Retirees and baby boomers with investments in self-managed Super funds (SMSF) who have the potential to outlive their retirement savings may find themselves in a financial quagmire if their SMSF advisers do not immediately address the situation.
Financial experts believe that SMSF advisers play an important role in ensuring that their clients get the most out of their SMSF, and must consider and devise long-term investment strategies and provide longevity risk advice to counter the longevity risks stemming from increased and/or prolonged life expectancy.
What is longevity risk?
Longevity risk is basically any potential risks associated with the increasing life expectancy of policyholders and pensioners, which often leads to higher-than-expected payout ratios for pension funds and insurance companies. Insurance policies and pension funds that offer lifetime benefits to its holders are usually exposed to the greatest levels of longevity risks, as payout levels are higher than what the fund initially accounts for.
As investors from the baby boom era enter their retirement phase and cease to contribute to their funds, this plus the combination of benefit payments and drawdowns from funds will be significantly overwhelming than what their contributions can cover. This leads to severe solvency issues for pensioners and insurance policy providers.
Longevity risks also present adverse impacts on policyholders as well. If not addressed, many policyholders and pensioners who “outlive their funds” and exhaust their resources will definitely experience financial difficulties in their retirement years.

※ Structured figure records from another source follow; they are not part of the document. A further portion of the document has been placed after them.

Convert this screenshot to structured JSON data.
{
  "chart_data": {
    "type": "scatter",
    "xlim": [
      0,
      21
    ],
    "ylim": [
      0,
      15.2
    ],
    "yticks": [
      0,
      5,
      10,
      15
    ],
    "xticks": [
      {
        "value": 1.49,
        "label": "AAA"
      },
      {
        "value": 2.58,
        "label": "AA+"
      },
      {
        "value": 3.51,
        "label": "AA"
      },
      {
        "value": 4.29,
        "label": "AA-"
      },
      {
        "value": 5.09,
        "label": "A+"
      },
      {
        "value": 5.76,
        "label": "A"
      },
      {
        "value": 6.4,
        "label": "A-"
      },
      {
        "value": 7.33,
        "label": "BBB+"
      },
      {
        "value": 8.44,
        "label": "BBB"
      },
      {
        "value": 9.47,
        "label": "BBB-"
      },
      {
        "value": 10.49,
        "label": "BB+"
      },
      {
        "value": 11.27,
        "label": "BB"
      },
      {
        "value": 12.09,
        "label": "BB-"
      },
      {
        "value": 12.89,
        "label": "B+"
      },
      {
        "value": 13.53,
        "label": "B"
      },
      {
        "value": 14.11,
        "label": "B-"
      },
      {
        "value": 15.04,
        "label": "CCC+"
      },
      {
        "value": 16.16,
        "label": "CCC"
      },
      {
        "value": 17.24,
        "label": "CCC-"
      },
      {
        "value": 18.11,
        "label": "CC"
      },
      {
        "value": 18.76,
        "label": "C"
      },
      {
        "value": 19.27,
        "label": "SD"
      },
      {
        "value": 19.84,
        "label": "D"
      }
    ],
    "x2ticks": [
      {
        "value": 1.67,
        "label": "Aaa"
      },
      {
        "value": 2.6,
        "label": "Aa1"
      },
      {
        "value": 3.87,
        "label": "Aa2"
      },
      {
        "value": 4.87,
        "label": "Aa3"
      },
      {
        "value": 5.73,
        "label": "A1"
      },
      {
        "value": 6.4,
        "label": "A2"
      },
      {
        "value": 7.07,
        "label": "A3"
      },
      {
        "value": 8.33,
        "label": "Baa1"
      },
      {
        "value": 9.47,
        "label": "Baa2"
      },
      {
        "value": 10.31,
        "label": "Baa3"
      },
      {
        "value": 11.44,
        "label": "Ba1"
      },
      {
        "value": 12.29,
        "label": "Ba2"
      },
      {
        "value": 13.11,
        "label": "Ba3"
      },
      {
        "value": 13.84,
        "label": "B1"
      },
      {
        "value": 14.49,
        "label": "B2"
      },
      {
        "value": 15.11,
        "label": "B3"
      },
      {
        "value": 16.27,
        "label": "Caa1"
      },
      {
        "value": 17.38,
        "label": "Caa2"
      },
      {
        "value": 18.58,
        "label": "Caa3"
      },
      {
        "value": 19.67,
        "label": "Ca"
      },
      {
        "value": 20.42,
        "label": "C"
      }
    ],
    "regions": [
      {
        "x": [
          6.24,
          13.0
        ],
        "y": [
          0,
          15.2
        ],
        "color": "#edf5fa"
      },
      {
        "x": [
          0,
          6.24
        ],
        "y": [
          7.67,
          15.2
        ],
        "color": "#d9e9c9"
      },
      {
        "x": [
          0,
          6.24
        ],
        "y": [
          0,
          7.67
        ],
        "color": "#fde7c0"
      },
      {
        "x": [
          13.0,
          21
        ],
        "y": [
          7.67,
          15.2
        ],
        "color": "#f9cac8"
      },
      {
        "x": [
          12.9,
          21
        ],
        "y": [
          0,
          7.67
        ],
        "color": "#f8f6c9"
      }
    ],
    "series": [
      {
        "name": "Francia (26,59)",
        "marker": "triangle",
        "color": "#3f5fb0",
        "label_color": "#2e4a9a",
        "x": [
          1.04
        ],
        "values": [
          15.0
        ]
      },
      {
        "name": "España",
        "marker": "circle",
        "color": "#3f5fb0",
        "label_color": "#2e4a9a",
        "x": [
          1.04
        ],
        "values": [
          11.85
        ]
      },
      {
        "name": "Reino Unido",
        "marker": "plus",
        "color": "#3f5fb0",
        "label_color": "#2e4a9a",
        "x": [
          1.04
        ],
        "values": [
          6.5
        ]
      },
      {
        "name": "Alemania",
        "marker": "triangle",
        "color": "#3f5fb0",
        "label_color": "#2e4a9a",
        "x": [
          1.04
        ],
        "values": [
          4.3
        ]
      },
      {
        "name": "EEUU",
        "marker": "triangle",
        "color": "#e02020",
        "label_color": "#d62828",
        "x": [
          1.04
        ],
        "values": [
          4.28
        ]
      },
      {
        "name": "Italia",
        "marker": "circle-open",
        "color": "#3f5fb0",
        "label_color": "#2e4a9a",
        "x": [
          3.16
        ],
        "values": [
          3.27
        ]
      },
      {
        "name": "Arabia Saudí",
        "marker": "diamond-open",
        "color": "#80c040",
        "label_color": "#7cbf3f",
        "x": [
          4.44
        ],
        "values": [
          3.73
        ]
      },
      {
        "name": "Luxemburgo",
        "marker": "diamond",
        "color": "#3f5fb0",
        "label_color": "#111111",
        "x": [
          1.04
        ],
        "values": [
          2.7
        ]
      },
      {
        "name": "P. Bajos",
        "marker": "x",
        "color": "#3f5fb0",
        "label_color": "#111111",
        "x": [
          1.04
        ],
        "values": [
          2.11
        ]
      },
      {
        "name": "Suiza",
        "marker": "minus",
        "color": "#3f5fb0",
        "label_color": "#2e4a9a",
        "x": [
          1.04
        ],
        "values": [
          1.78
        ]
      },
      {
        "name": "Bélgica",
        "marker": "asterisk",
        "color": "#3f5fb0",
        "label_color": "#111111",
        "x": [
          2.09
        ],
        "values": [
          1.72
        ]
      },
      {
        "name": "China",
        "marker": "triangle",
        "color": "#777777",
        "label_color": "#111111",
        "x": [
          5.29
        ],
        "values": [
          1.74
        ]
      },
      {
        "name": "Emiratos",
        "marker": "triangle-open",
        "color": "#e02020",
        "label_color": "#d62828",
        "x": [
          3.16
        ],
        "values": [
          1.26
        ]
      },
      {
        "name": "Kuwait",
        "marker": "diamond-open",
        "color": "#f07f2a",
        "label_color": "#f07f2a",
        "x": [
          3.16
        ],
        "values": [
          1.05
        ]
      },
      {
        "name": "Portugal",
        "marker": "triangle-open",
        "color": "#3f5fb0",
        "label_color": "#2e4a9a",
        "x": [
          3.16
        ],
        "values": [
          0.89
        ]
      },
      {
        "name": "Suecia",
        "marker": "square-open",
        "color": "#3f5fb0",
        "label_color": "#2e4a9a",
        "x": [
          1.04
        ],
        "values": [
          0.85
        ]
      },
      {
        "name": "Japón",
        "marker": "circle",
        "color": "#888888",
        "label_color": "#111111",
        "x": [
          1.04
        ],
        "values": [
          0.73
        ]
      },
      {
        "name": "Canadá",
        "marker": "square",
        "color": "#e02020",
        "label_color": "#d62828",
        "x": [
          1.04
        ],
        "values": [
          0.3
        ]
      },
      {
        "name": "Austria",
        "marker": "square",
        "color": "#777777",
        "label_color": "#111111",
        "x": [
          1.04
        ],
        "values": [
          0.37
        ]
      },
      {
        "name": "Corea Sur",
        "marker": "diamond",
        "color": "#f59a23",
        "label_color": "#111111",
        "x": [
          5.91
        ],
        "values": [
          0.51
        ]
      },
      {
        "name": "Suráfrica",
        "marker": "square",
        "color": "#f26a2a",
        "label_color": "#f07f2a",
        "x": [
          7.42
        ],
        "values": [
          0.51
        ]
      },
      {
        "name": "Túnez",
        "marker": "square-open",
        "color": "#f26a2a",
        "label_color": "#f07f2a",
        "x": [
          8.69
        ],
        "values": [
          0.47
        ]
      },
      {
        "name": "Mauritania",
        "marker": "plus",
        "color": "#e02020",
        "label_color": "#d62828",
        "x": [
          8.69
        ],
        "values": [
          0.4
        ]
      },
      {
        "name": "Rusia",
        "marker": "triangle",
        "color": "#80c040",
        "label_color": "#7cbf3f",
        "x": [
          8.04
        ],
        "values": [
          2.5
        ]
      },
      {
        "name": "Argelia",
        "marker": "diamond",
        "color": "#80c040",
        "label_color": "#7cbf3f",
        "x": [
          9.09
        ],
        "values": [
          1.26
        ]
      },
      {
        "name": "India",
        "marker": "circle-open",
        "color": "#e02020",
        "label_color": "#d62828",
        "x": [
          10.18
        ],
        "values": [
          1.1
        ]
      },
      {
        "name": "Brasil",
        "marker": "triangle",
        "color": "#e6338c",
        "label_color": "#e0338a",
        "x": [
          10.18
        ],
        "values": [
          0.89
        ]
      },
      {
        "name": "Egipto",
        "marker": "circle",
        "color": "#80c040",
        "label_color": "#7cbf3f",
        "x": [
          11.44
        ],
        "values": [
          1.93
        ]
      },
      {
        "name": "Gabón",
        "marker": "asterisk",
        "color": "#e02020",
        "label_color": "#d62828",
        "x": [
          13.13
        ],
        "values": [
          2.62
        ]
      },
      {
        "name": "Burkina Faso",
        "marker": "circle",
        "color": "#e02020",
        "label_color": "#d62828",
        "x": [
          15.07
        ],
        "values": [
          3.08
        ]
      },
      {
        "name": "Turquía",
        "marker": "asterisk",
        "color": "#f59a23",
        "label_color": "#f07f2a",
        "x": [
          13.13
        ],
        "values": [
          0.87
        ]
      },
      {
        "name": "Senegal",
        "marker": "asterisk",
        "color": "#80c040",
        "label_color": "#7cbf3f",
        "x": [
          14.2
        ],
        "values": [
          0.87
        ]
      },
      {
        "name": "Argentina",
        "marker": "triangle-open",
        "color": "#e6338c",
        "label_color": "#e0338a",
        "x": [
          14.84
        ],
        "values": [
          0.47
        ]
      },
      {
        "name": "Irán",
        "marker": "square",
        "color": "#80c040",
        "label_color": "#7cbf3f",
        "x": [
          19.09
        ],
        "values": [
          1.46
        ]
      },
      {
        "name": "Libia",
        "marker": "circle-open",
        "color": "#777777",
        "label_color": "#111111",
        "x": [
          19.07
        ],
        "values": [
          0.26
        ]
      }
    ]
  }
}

The Role Financial Advisers Play
Many financial experts encourage advisers to sit with baby boomers and retirees who have SMSF investments and advise them to consider long term investments to address longevity risks. However, it is still difficult to quantify and measure longevity risks as average life expectancy continues to rise due to a lot of factors, including better diet, advances in medicine and medical technology, and improved healthcare among others.
That being said, many financial experts tell advisers to devise investment mechanisms based on the group’s lifestyle as a start. If you feel that your SMSF structure is not set up to cover you well after you stop contributing, or if you want to discuss long term investment options, better call your SMSF adviser and see what can be done.